Все где—то стояли, но я не видела никого и чуть не упала, когда спускалась с площадки. Ох, как мне не хотелось, чтобы он уезжал!
Он взмахнул фуражкой, когда тронулся поезд, и я шла рядом с вагоном и все говорила: «Да, да».
— Будешь писать?
— Да, да!
— Каждый день?
— Да!
— Приедешь?
— Да, да.
— Ты любишь меня?
Это он спросил шепотом, но я догадалась по движению губ.
— Да, да!
С вокзала мы поехали провожать Ивана Павловича, и дорогой он все говорил о Сане.
— Главное, не нужно понимать его слишком сложно, — сказал он. — А ты самолюбивая, и первое время вы будете ссориться. Ты, Катя, вообще его почти не знаешь.
— Здрасти!
— Знаешь, какая у него главная черта? Он всегда останется юношей, потому что это пылкая душа, у которой есть свои идеалы.

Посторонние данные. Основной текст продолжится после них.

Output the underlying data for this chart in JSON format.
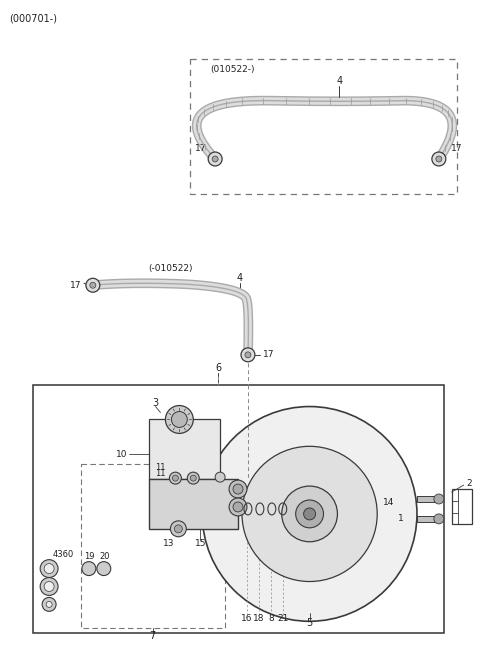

Он строго посмотрел на меня и повторил:
— Душа, у которой есть свои идеалы… А ты гордая — и можешь этого не заметить.
Я засмеялась.
— И ничего смешного. Конечно, гордая, и девочкой, между прочим, была совсем другая. А он — вспыльчивый. Ты вообще подумай о нем, Катя.
Я сказала, что я и так думаю о нем слишком много и не такой уж он хороший, чтобы о нем думать и думать.